The world feed (and BBC World News before it) isn't supposed to be about domestic UK affairs though. The whole point is to be an international news channel. What annoys me is the opposite. You can't watch the world feed within the UK unless you've got a big enough satellite dish to pick up channels beamed to mainland Europe. I'd like to be able to watch World News America (maybe the name has changed now?) but you can't even stream it legally. All I've found is a really low quality pirate stream.
@@donaloflynn Yes, they're an international news channel that is designed to provide information about what is happening back "home." Great for expats and those wanting the British perspective. That said I only know about World News America from it airing on PBS. Part of the problem is that they expect viewers to watch such via cable or satellite. I'm guessing the providers maybe contribute to carry it?
The vision mixer hadn't had their coffee 😂
How does the clock in the bottom right stay on top though? 🤔
It seems to come frome the breakfast channel but is actually in front of the blank white ticker banner?
The clock on top of the white banner (called "ticker") is the News channel's clock. It is separate from the Breakfast's clock (if you pay close attention the Breakfast's clock is slightly larger). In this case, the Breakfast clock is covered up by the NC's ticker and clock.
Only the UK feed of the News channel has the clock on top of the ticker. The world feed does not.
Interesting find. Thank you for sharing
omg captions are so funny 😭
So all UK feed only programmes are opt-outs from the world feed which takes primacy? That's what I'd already understood from the press release about the merger, but until seeing this I'd have assumed that the graphics were part and parcel of the world feed and would thus disappear when the UK feed opts out to Breakfast, Nicky Campell, BBC News at One etc.
Wouldn't it make more sense for that to be the case? So that the world feed that the UK feed opts into would be output one stage later in the broadcast chain, i.e. after the viz engine has overlaid the graphics.

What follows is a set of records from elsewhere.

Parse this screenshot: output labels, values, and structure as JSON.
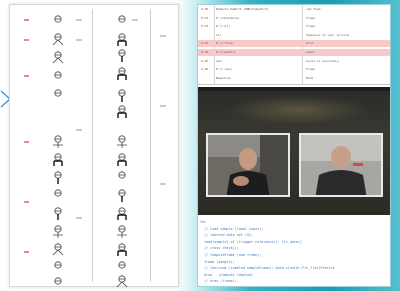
{
  "table": {
    "rows": [
      {
        "id": "0.00",
        "name": "Roberts DeWitt (OWD/Comwatch)",
        "value": "cam Feed"
      },
      {
        "id": "0.01",
        "name": "P'(reference)",
        "value": "Frame"
      },
      {
        "id": "0.02",
        "name": "P'(r(t))",
        "value": "Frame"
      },
      {
        "id": "",
        "name": "Ltr",
        "value": "Sequence of user actions"
      },
      {
        "id": "0.03",
        "name": "P'(r-flip)",
        "value": "Grid"
      },
      {
        "id": "0.04",
        "name": "P'(r(edit))",
        "value": "Label"
      },
      {
        "id": "0.05",
        "name": "sat",
        "value": "Scale is available"
      },
      {
        "id": "0.06",
        "name": "P'(r-vec)",
        "value": "Frame"
      },
      {
        "id": "",
        "name": "Baseline",
        "value": "Node"
      }
    ]
  },
  "code": {
    "lines": [
      "for",
      "  // Load sample (label input);",
      "  // labeled data set (0);",
      "  load(sample) of (trigger reference)); fit_data()",
      "  // cross check();",
      "  // ComputeFrame (new frame);",
      "  frame (sample);",
      "  // Conclude (Labeled sampleFrame); data-cluster.Fit_flat(Prefire",
      "  draw   (Compute labeled)",
      "  // draw (frame);"
    ]
  }
}
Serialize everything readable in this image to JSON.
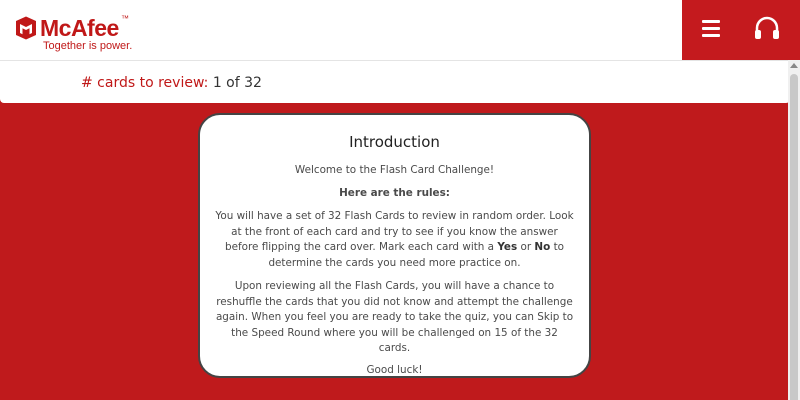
{
  "header": {
    "logo_word": "McAfee",
    "logo_tm": "™",
    "tagline": "Together is power.",
    "menu_icon": "hamburger-menu-icon",
    "support_icon": "headset-icon",
    "brand_color": "#c01818"
  },
  "progress": {
    "label": "# cards to review:",
    "value": "1 of 32"
  },
  "card": {
    "title": "Introduction",
    "welcome": "Welcome to the Flash Card Challenge!",
    "rules_heading": "Here are the rules:",
    "body1_a": "You will have a set of 32 Flash Cards to review in random order. Look at the front of each card and try to see if you know the answer before flipping the card over. Mark each card with a ",
    "yes": "Yes",
    "body1_b": " or ",
    "no": "No",
    "body1_c": " to determine the cards you need more practice on.",
    "body2": "Upon reviewing all the Flash Cards, you will have a chance to reshuffle the cards that you did not know and attempt the challenge again. When you feel you are ready to take the quiz, you can Skip to the Speed Round where you will be challenged on 15 of the 32 cards.",
    "closing": "Good luck!"
  },
  "colors": {
    "background": "#bf1a1c",
    "nav": "#c41a1e"
  }
}
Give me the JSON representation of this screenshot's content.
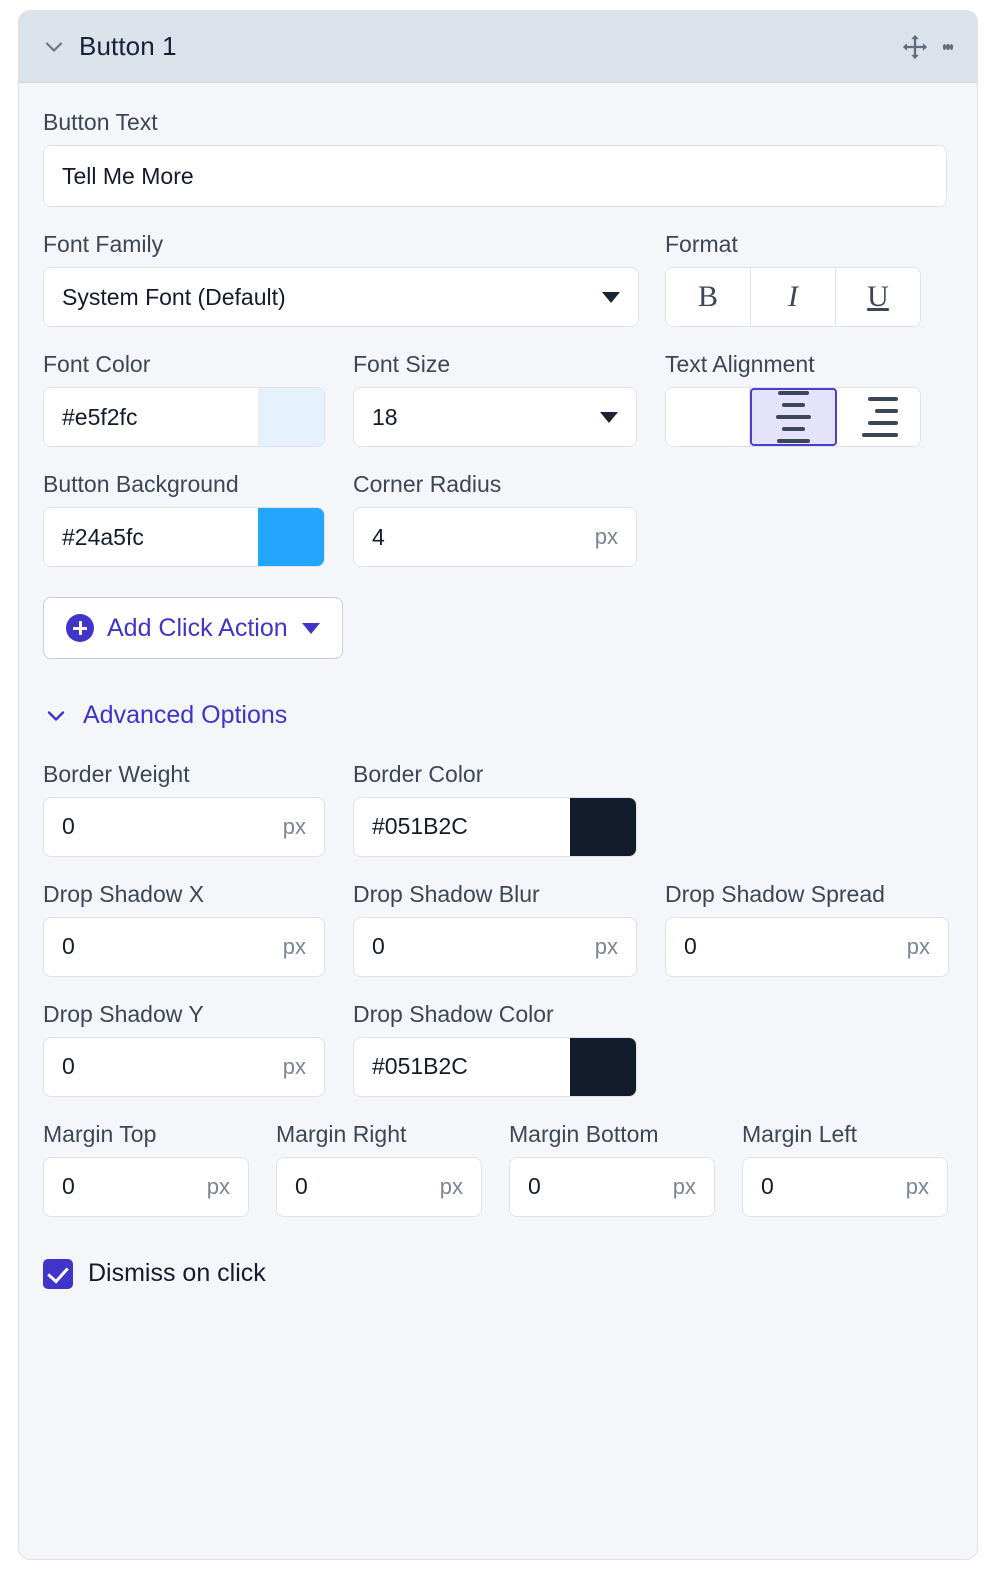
{
  "panel": {
    "header": {
      "title": "Button 1",
      "collapse_icon": "chevron-down-icon",
      "move_icon": "move-cross-arrows-icon",
      "menu_icon": "kebab-menu-icon"
    },
    "button_text": {
      "label": "Button Text",
      "value": "Tell Me More"
    },
    "font_family": {
      "label": "Font Family",
      "value": "System Font (Default)"
    },
    "format": {
      "label": "Format",
      "buttons": [
        {
          "name": "bold",
          "glyph": "B",
          "active": false
        },
        {
          "name": "italic",
          "glyph": "I",
          "active": false
        },
        {
          "name": "underline",
          "glyph": "U",
          "active": false
        }
      ]
    },
    "font_color": {
      "label": "Font Color",
      "value": "#e5f2fc",
      "swatch": "#e5f2fc"
    },
    "font_size": {
      "label": "Font Size",
      "value": "18"
    },
    "text_alignment": {
      "label": "Text Alignment",
      "options": [
        {
          "name": "align-left",
          "selected": false
        },
        {
          "name": "align-center",
          "selected": true
        },
        {
          "name": "align-right",
          "selected": false
        }
      ]
    },
    "button_background": {
      "label": "Button Background",
      "value": "#24a5fc",
      "swatch": "#24a5fc"
    },
    "corner_radius": {
      "label": "Corner Radius",
      "value": "4",
      "unit": "px"
    },
    "add_click_action": {
      "label": "Add Click Action"
    },
    "advanced_options": {
      "label": "Advanced Options"
    },
    "border_weight": {
      "label": "Border Weight",
      "value": "0",
      "unit": "px"
    },
    "border_color": {
      "label": "Border Color",
      "value": "#051B2C",
      "swatch": "#121c2c"
    },
    "drop_shadow_x": {
      "label": "Drop Shadow X",
      "value": "0",
      "unit": "px"
    },
    "drop_shadow_blur": {
      "label": "Drop Shadow Blur",
      "value": "0",
      "unit": "px"
    },
    "drop_shadow_spread": {
      "label": "Drop Shadow Spread",
      "value": "0",
      "unit": "px"
    },
    "drop_shadow_y": {
      "label": "Drop Shadow Y",
      "value": "0",
      "unit": "px"
    },
    "drop_shadow_color": {
      "label": "Drop Shadow Color",
      "value": "#051B2C",
      "swatch": "#121c2c"
    },
    "margin_top": {
      "label": "Margin Top",
      "value": "0",
      "unit": "px"
    },
    "margin_right": {
      "label": "Margin Right",
      "value": "0",
      "unit": "px"
    },
    "margin_bottom": {
      "label": "Margin Bottom",
      "value": "0",
      "unit": "px"
    },
    "margin_left": {
      "label": "Margin Left",
      "value": "0",
      "unit": "px"
    },
    "dismiss_on_click": {
      "label": "Dismiss on click",
      "checked": true
    }
  },
  "colors": {
    "accent_purple": "#4035c8",
    "header_bg": "#dce2e9",
    "panel_bg": "#f4f6f9",
    "selected_seg_bg": "#e5e3fa",
    "selected_seg_border": "#4b3fce"
  }
}
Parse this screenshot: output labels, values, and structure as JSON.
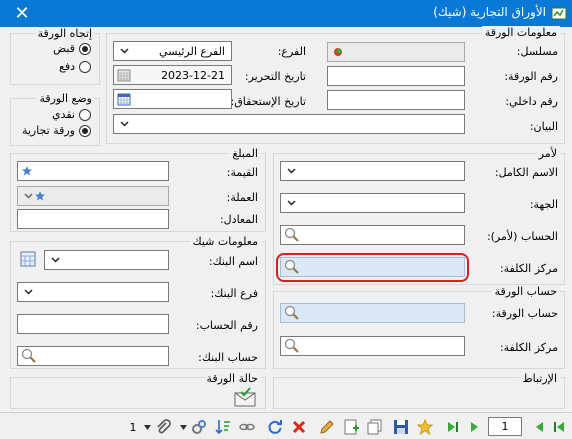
{
  "window": {
    "title": "الأوراق التجارية (شيك)",
    "close_glyph": "✕"
  },
  "direction": {
    "title": "إتجاه الورقة",
    "options": [
      {
        "label": "قبض",
        "selected": true
      },
      {
        "label": "دفع",
        "selected": false
      }
    ]
  },
  "paper_status": {
    "title": "وضع الورقة",
    "options": [
      {
        "label": "نقدي",
        "selected": false
      },
      {
        "label": "ورقة تجارية",
        "selected": true
      }
    ]
  },
  "paper_info": {
    "title": "معلومات الورقة",
    "serial_label": "مسلسل:",
    "paper_no_label": "رقم الورقة:",
    "internal_no_label": "رقم داخلي:",
    "statement_label": "البيان:",
    "branch_label": "الفرع:",
    "branch_value": "الفرع الرئيسي",
    "edit_date_label": "تاريخ التحرير:",
    "edit_date_value": "2023-12-21",
    "due_date_label": "تاريخ الإستحقاق:"
  },
  "amount": {
    "title": "المبلغ",
    "value_label": "القيمة:",
    "currency_label": "العملة:",
    "equivalent_label": "المعادل:"
  },
  "order": {
    "title": "لأمر",
    "full_name_label": "الاسم الكامل:",
    "entity_label": "الجهة:",
    "account_label": "الحساب (لأمر):",
    "cost_center_label": "مركز الكلفة:"
  },
  "check_info": {
    "title": "معلومات شيك",
    "bank_name_label": "اسم البنك:",
    "bank_branch_label": "فرع البنك:",
    "account_no_label": "رقم الحساب:",
    "bank_account_label": "حساب البنك:"
  },
  "paper_account": {
    "title": "حساب الورقة",
    "account_label": "حساب الورقة:",
    "cost_center_label": "مركز الكلفة:"
  },
  "paper_state": {
    "title": "حالة الورقة"
  },
  "link": {
    "title": "الإرتباط"
  },
  "toolbar": {
    "page_value": "1",
    "count_value": "1"
  }
}
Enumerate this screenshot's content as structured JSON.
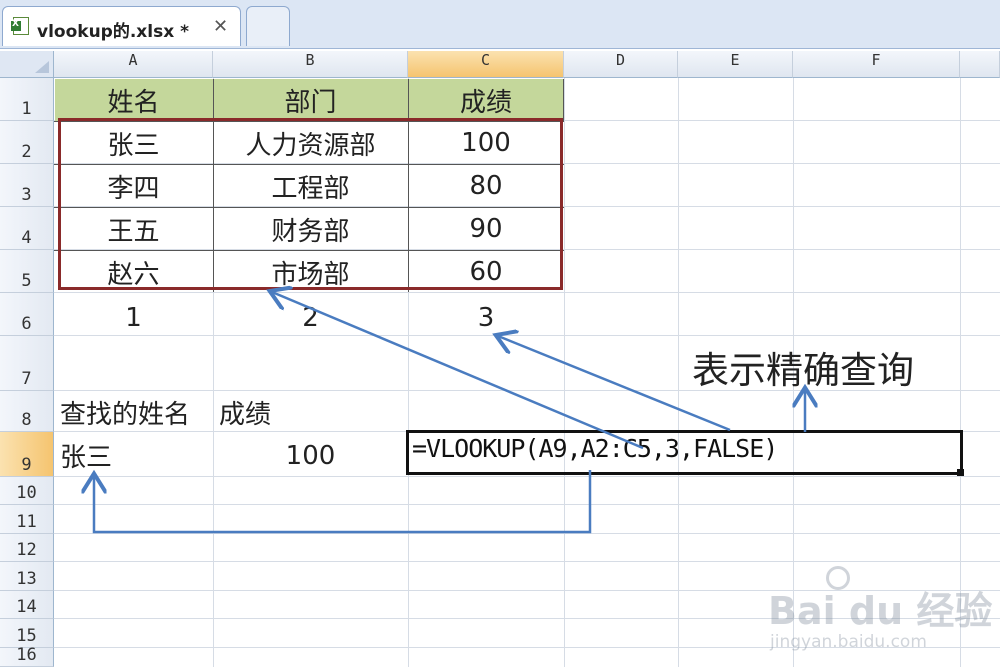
{
  "tab": {
    "title": "vlookup的.xlsx *",
    "close_glyph": "✕",
    "icon": "excel-file-icon"
  },
  "columns": [
    "A",
    "B",
    "C",
    "D",
    "E",
    "F"
  ],
  "rows": [
    "1",
    "2",
    "3",
    "4",
    "5",
    "6",
    "7",
    "8",
    "9",
    "10",
    "11",
    "12",
    "13",
    "14",
    "15",
    "16"
  ],
  "selected": {
    "column": "C",
    "row": "9"
  },
  "table": {
    "headers": [
      "姓名",
      "部门",
      "成绩"
    ],
    "rows": [
      [
        "张三",
        "人力资源部",
        "100"
      ],
      [
        "李四",
        "工程部",
        "80"
      ],
      [
        "王五",
        "财务部",
        "90"
      ],
      [
        "赵六",
        "市场部",
        "60"
      ]
    ],
    "column_numbers": [
      "1",
      "2",
      "3"
    ]
  },
  "lookup": {
    "label_name": "查找的姓名",
    "label_score": "成绩",
    "name_value": "张三",
    "score_value": "100",
    "formula": "=VLOOKUP(A9,A2:C5,3,FALSE)"
  },
  "annotation": {
    "note": "表示精确查询"
  },
  "colors": {
    "header_fill": "#c4d79b",
    "data_box_border": "#8a2a2a",
    "arrow": "#4a7cc0",
    "selected_header": "#f5c46f"
  },
  "watermark": {
    "brand": "Bai du 经验",
    "url": "jingyan.baidu.com"
  }
}
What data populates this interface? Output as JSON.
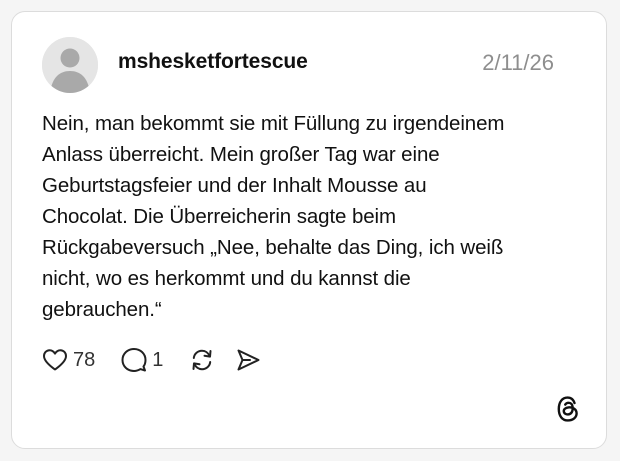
{
  "post": {
    "username": "mshesketfortescue",
    "date": "2/11/26",
    "text": "Nein, man bekommt sie mit Füllung zu irgendeinem\nAnlass überreicht. Mein großer Tag war eine\nGeburtstagsfeier und der Inhalt Mousse au\nChocolat. Die Überreicherin sagte beim\nRückgabeversuch „Nee, behalte das Ding, ich weiß\nnicht, wo es herkommt und du kannst die\ngebrauchen.“"
  },
  "actions": {
    "likes": "78",
    "replies": "1"
  },
  "icons": {
    "avatar": "default-avatar-icon",
    "like": "heart-icon",
    "reply": "comment-bubble-icon",
    "repost": "repost-icon",
    "share": "send-icon",
    "brand": "threads-logo-icon"
  },
  "colors": {
    "text": "#111111",
    "muted": "#8e8e8e",
    "border": "#dcdcdc",
    "avatar_bg": "#e5e5e5",
    "avatar_fg": "#a9a9a9"
  }
}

That's what seems to be the case here as BBC One and the UK feed opt into the Salford feed for Breakfast. Incidentally, do Breakfast share their viz engine with North West Today? If some BBC region failed to opt out for their local news would their viewers get the news headlines for the North West or does BBC North West itself opt out to another feed from whichever studio NWT use while Breakfast is on?
Breakfast shares the same hardware and studio as North West Today/Tonight, Salford will do their own Viz engine stuff and then just send one feed direct to London, who opt in to Salford.
The way London handles their Viz is certainly a little more complicated, it would make far more sense to just downstream key the graphics at the source instead of at pres.
Not sure on how they handle opt failures. I presume you'd just see the full NWT regional news output?
The UK feed can't just take the World feed with pre-overlaid graphics because some graphics are shown differently even when they simulcast (the tickers are completely separate with different headlines, different links, and ofc the UK time clock which is only on the UK feed; and the live location graphics has a live location clock on World feed and not on the UK feed).
This is the same Viz-linking system they've been using for ages to simulcast on both former domestic BBC News and former BBC World News, which also had different logos.
2 in the price of 1 😂
Really good content!
This Graphic is A Channel Mess-Up from BBC News
Caspar CG-magic
It's Vizrt-magic ;-) The BBC are using Vizrt for national and international output. CasparCG is only used in some regional centres.